In a series of tweets, John E. Deaton, Founder, Crypto-Law.us, reviews the ongoing SEC-Ripple showdown.
He states that the U.S. Securities and Exchange Commission (SEC) investigated Ripple, Brad Garlinghouse (CEO, Ripple), David “Joel Katz” Schwartz (CTO, Ripple), and Chris Larsen (Co-Founder & Executive Chairman, Ripple) for 30 months.
In doing so, dozens of subpoenas were issued to Ripple partners or investors operating their business in the United States.
Sharing his Ripple-SEC analyses, John Deaton tweeted:
Let’s review an important thing I call FACTS.— John E Deaton (@JohnEDeaton1) December 26, 2022
Over a dozen investigators from the @SECGov investigated @Ripple @bgarlinghouse @JoelKatz and @chrislarsensf for 30 months issuing dozens of subpoenas to every Ripple partner or investor that was doing business in the United States. https://t.co/ysLDIeK6Zw
Following an exhaustive investigation spanning over two and a half years, an enforcement action was filed by the SEC against Ripple, its Chairman, and CEO. The SEC had access to all the XRP transactions effected by Ripple or its executives starting 2012, per Deaton.

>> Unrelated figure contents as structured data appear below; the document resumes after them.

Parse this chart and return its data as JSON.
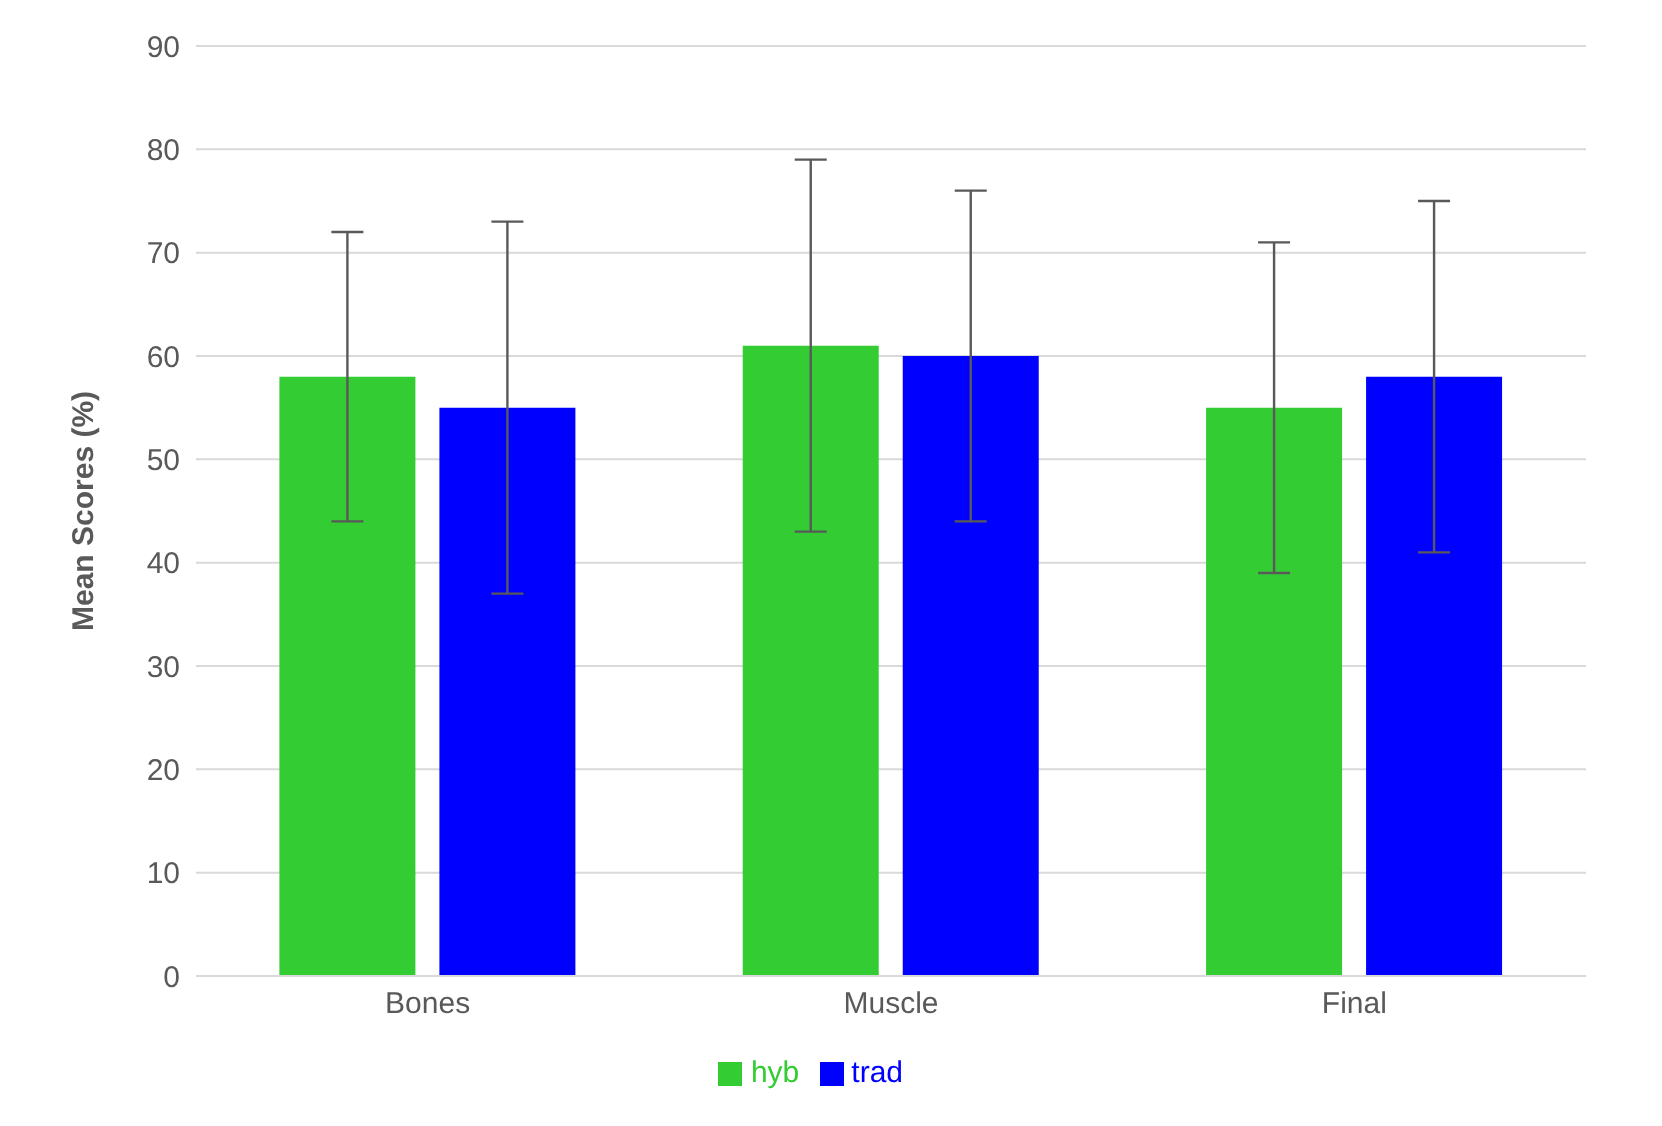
{
  "chart_data": {
    "type": "bar",
    "ylabel": "Mean Scores (%)",
    "categories": [
      "Bones",
      "Muscle",
      "Final"
    ],
    "series": [
      {
        "name": "hyb",
        "color": "#33cc33",
        "values": [
          58,
          61,
          55
        ],
        "errors": [
          14,
          18,
          16
        ]
      },
      {
        "name": "trad",
        "color": "#0000ff",
        "values": [
          55,
          60,
          58
        ],
        "errors": [
          18,
          16,
          17
        ]
      }
    ],
    "ylim": [
      0,
      90
    ],
    "yticks": [
      0,
      10,
      20,
      30,
      40,
      50,
      60,
      70,
      80,
      90
    ],
    "grid": "y",
    "legend": "bottom"
  }
}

The contracts signed by Ripple and its seed investors, such as Tetragon, were also in the SEC’s access. Still, Deaton says, the SEC didn’t get satisfied with the 30-month investigation’s outcome, striving for more. So, the SEC ventured to the international waters even amid its alleged “underfunded” resources.
Bypassing the Rules of Civil Procedure and the Hague Convention, the SEC leveraged MOUs with foreign regulators, beyond the U.S.
These foreign regulators were then requested by the “underfunded” SEC to burden the companies by serving on them tedious document requests.
But in its subsequent objection, Ripple claimed that the MOU requests should ideally have been initiated prior to the suit. By not doing so, the SEC acted unreasonably against Ripple’s partners and investors.
Ripple’s objection in question was overruled by the Judge, allowing the SEC to collect in-depth documentation against Ripple.
Barlinghouse argues that even prior to the culmination of the Ripple vs. SEC case, Ripple would have spent over $100M in legal fees in its defense.
In other news, Palau has reportedly partnered with Ripple to launch a national stablecoin. Palau is also planning to issue NFT ID cards to its digital residents.